The Rackheath-based English Shepherds Hut Company, which recently sold one of its luxury camping homes to actress Elizabeth Hurley, has seen business take off since it launched its pioneering ‘glampaign’.
Company founder Craig Nield, 52, said: “Alongside our sales we decided to offer our shepherds’ huts to campsites at no capital cost, covering our investment with a 50-50 rental share scheme which minimises risk to the campsite.
“The ‘glampaign’ has taken off tremendously well with both well-known campsites such as Deepdale Backpackers in North Norfolk as well as start-up campsites such as the one at Whitlingham Broad in Norwich which launched last year with huge success.”
While they had initially focused on Norfolk after launching the initiative 14 months ago, they had since spread their efforts beyond East Anglia.
He said: “We are supplying huts to a number of campsites as far afield as Yorkshire, and are even getting inquiries from places as distant as Sweden.”
With demand for the huts, which sleep two to four people, growing all the time, the company will be moving in the coming weeks to new premises three times the size next to Oyster Yachts in Tunstead Road, Hoveton.
Father of four Mr Nield said: “Until now I have got by with a part-timer in the office and two other construction guys; I am now looking to take on an additional two staff with a carpentry or boatbuilding background.”
Mr Nield, who started out as a graduate construction engineer, spent nearly a decade in France as a property developer before the family decided to move back to the UK in 2010.
He said: “Three years ago I started a company called Timberpad making high-end garden studios and offices.
“The new venture came about 18 months ago when my wife Lucy said, ‘why don’t you build a shepherd’s hut?’.
“We built it, took pictures for the website and the response has been amazing ever since.”

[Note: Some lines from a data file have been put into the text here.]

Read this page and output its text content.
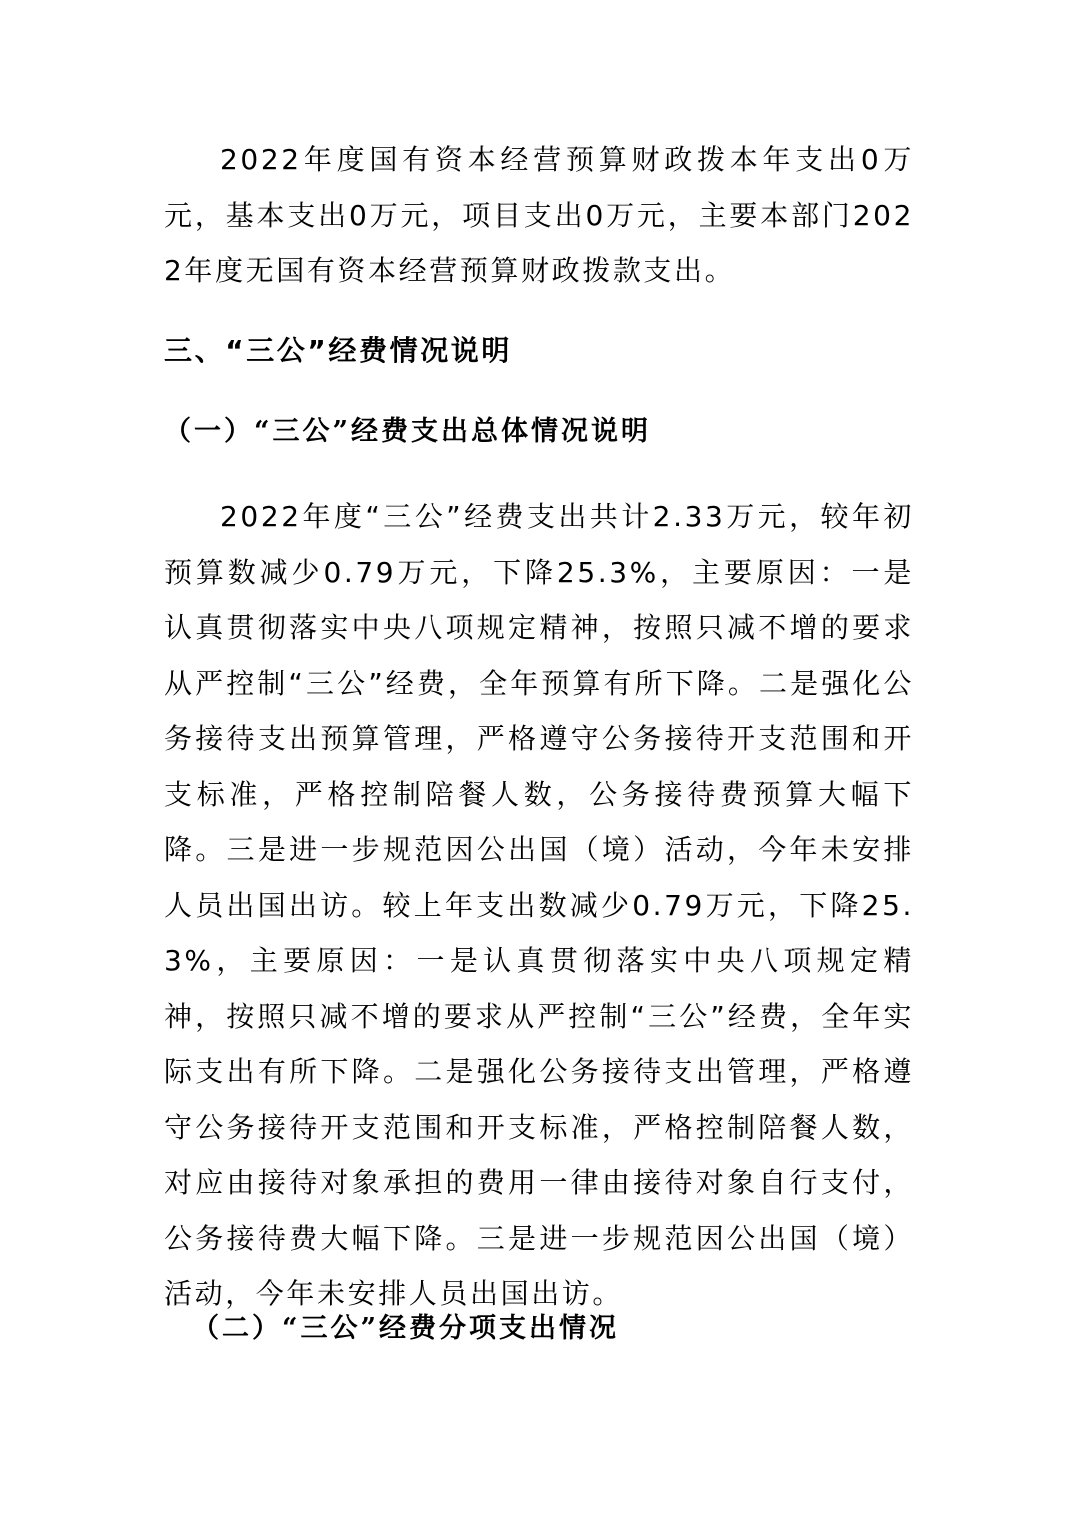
2022年度国有资本经营预算财政拨本年支出0万元，基本支出0万元，项目支出0万元，主要本部门2022年度无国有资本经营预算财政拨款支出。

三、“三公”经费情况说明
（一）“三公”经费支出总体情况说明

2022年度“三公”经费支出共计2.33万元，较年初预算数减少0.79万元，下降25.3%，主要原因：一是认真贯彻落实中央八项规定精神，按照只减不增的要求从严控制“三公”经费，全年预算有所下降。二是强化公务接待支出预算管理，严格遵守公务接待开支范围和开支标准，严格控制陪餐人数，公务接待费预算大幅下降。三是进一步规范因公出国（境）活动，今年未安排人员出国出访。较上年支出数减少0.79万元，下降25.3%，主要原因：一是认真贯彻落实中央八项规定精神，按照只减不增的要求从严控制“三公”经费，全年实际支出有所下降。二是强化公务接待支出管理，严格遵守公务接待开支范围和开支标准，严格控制陪餐人数，对应由接待对象承担的费用一律由接待对象自行支付，公务接待费大幅下降。三是进一步规范因公出国（境）活动，今年未安排人员出国出访。

（二）“三公”经费分项支出情况
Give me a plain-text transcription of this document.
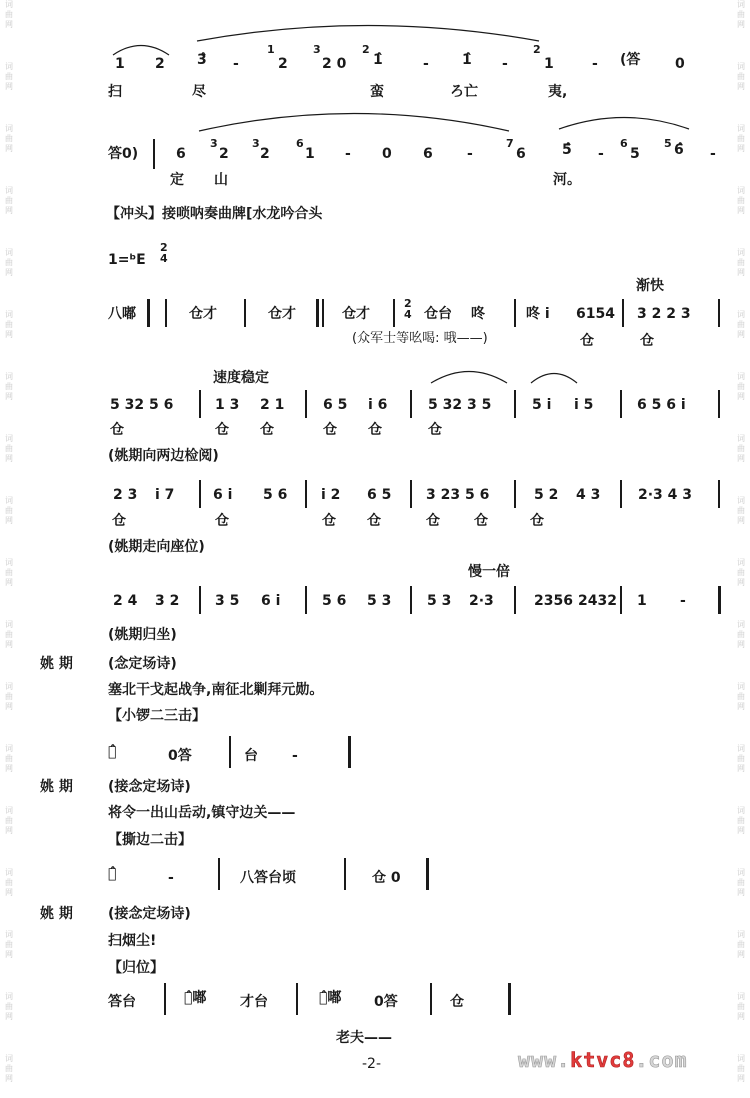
词
曲
网
词
曲
网
词
曲
网
词
曲
网
词
曲
网
词
曲
网
词
曲
网
词
曲
网
词
曲
网
词
曲
网
词
曲
网
词
曲
网
词
曲
网
词
曲
网
词
曲
网
词
曲
网
词
曲
网
词
曲
网
词
曲
网
词
曲
网
词
曲
网
词
曲
网
词
曲
网
词
曲
网
词
曲
网
词
曲
网
词
曲
网
词
曲
网
词
曲
网
词
曲
网
词
曲
网
词
曲
网
词
曲
网
词
曲
网
词
曲
网
词
曲
网
1 2 3̂ -
1
2
3
2 0
2
1̂	- 1̂ -
2
1	- (答 0
扫	尽	蛮	ろ亡	夷,
答0)	6
3
2
3
2
6
1 - 0 6 -
7
6	5̂ -
6
5
5 6̂ -
定 山	河。
【冲头】接唢呐奏曲牌[水龙吟合头
1=ᵇE
2
4
渐快
八嘟	仓才	仓才	仓才
2
4 仓台 咚	咚 i 6154 3 2 2 3
(众军士等吆喝: 哦——)	仓	仓
速度稳定
5 32 5 6	1 3 2 1	6 5 i 6	5 32 3 5	5 i i 5	6 5 6 i
仓	仓 仓	仓 仓	仓
(姚期向两边检阅)
2 3 i 7	6 i 5 6 i 2 6 5 3 23 5 6	5 2 4 3	2·3 4 3
仓	仓	仓 仓	仓 仓	仓
(姚期走向座位)
慢一倍
2 4 3 2	3 5 6 i	5 6 5 3	5 3 2·3	2356 2432 1 -
(姚期归坐)
姚 期	(念定场诗)
塞北干戈起战争,南征北剿拜元勋。
【小锣二三击】
台̂	0答	台 -
姚 期	(接念定场诗)
将令一出山岳动,镇守边关——
【撕边二击】
嘟̂	-	八答台顷	仓 0
姚 期	(接念定场诗)
扫烟尘!
【归位】
答台	仓̂嘟 才台	仓̂嘟 0答	仓
老夫——
-2-	www.ktvc8.com
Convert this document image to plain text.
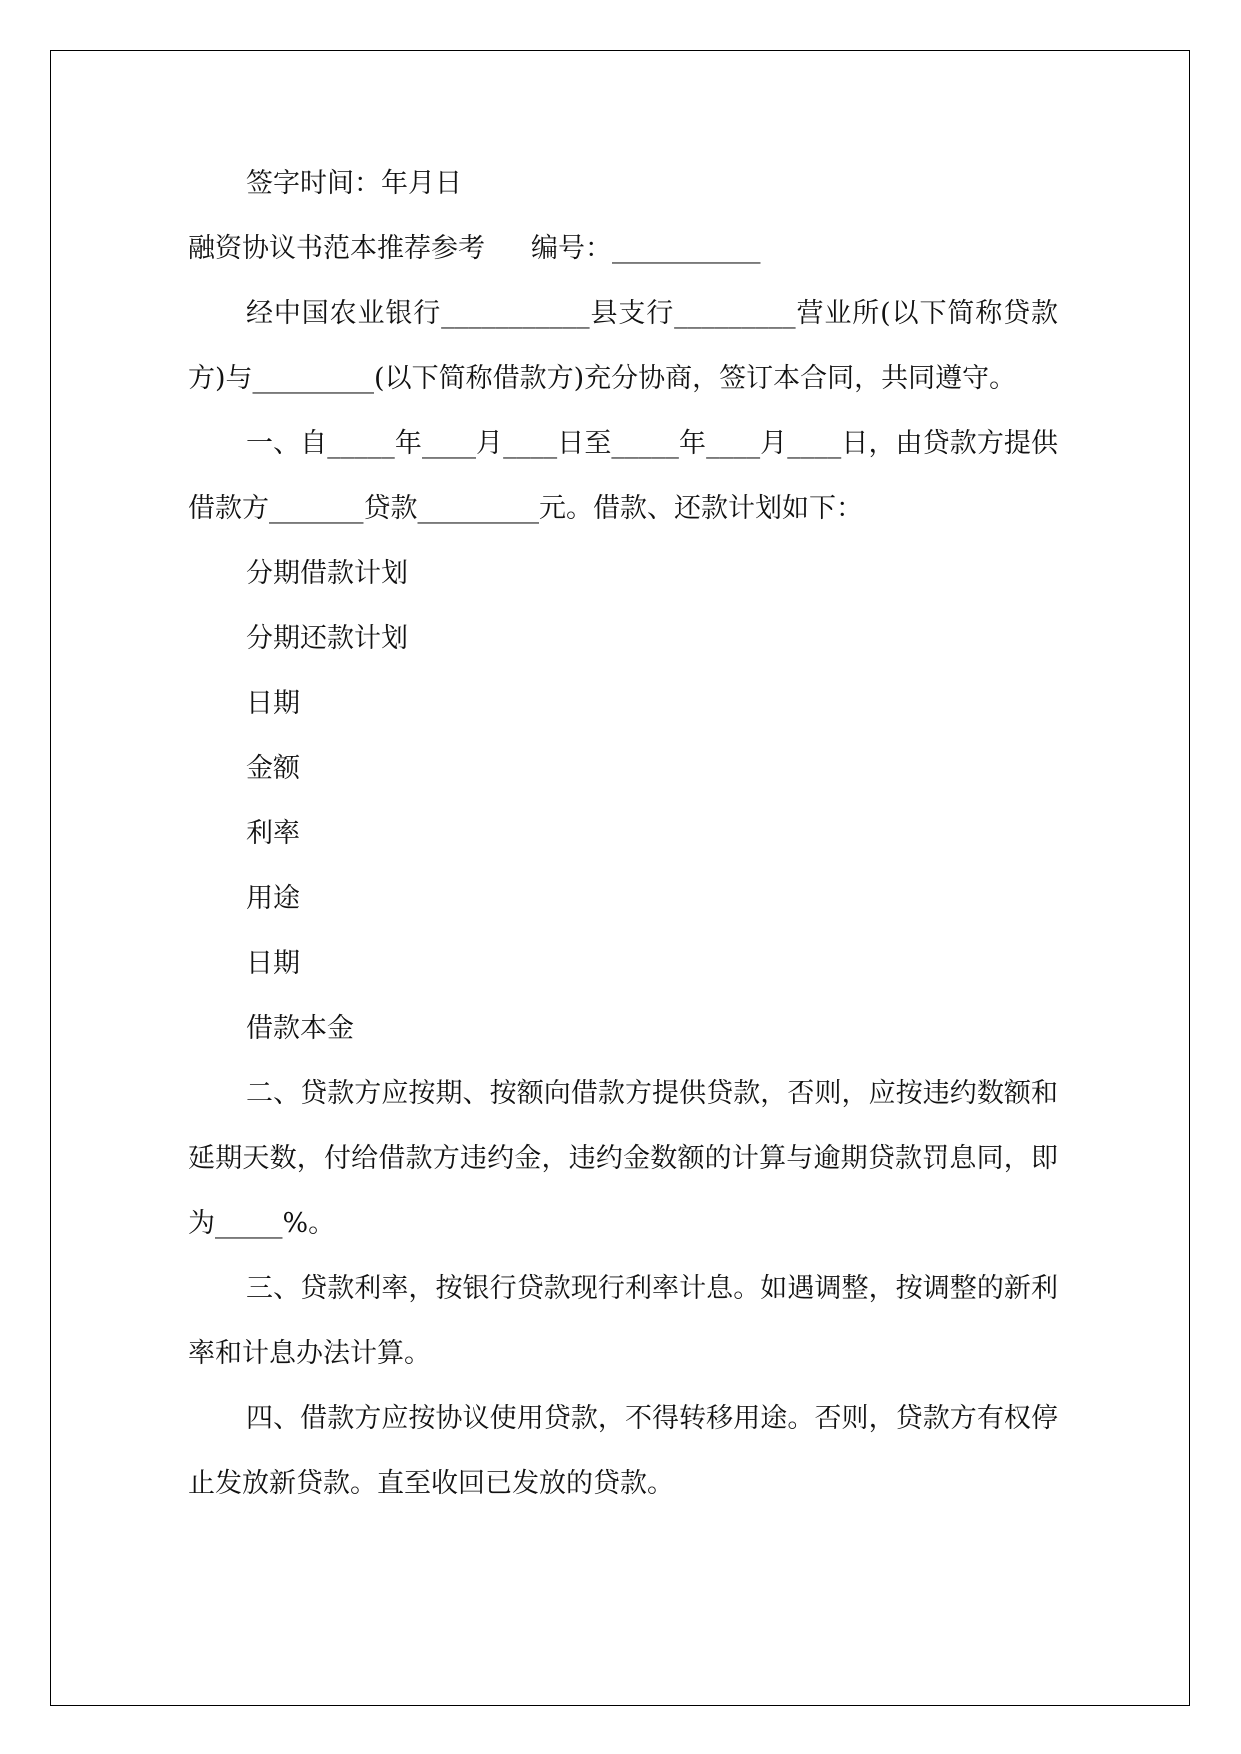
签字时间：年月日

融资协议书范本推荐参考 编号：___________

经中国农业银行___________县支行_________营业所(以下简称贷款方)与_________(以下简称借款方)充分协商，签订本合同，共同遵守。

一、自_____年____月____日至_____年____月____日，由贷款方提供借款方_______贷款_________元。借款、还款计划如下：

分期借款计划

分期还款计划

日期

金额

利率

用途

日期

借款本金

二、贷款方应按期、按额向借款方提供贷款，否则，应按违约数额和延期天数，付给借款方违约金，违约金数额的计算与逾期贷款罚息同，即为_____%。

三、贷款利率，按银行贷款现行利率计息。如遇调整，按调整的新利率和计息办法计算。

四、借款方应按协议使用贷款，不得转移用途。否则，贷款方有权停止发放新贷款。直至收回已发放的贷款。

He said they were still looking for two more campsites in East Anglia to take huts for this season.
“After that we don’t want to saturate the market and will limit it to 20 huts at campsites across East Anglia,” he said.
Future plans include the construction of log cabin-style amenity blocks for campsites.
He said: “Having visited many campsites and read many reviews we recognise that often the weakest points of any site are the amenity facilities. We have developed very attractive log cabin amenity blocks, again on a lease or purchase basis.”
Mr Nield said he was also looking at launching a second production site in France to cash in on the strong continental market.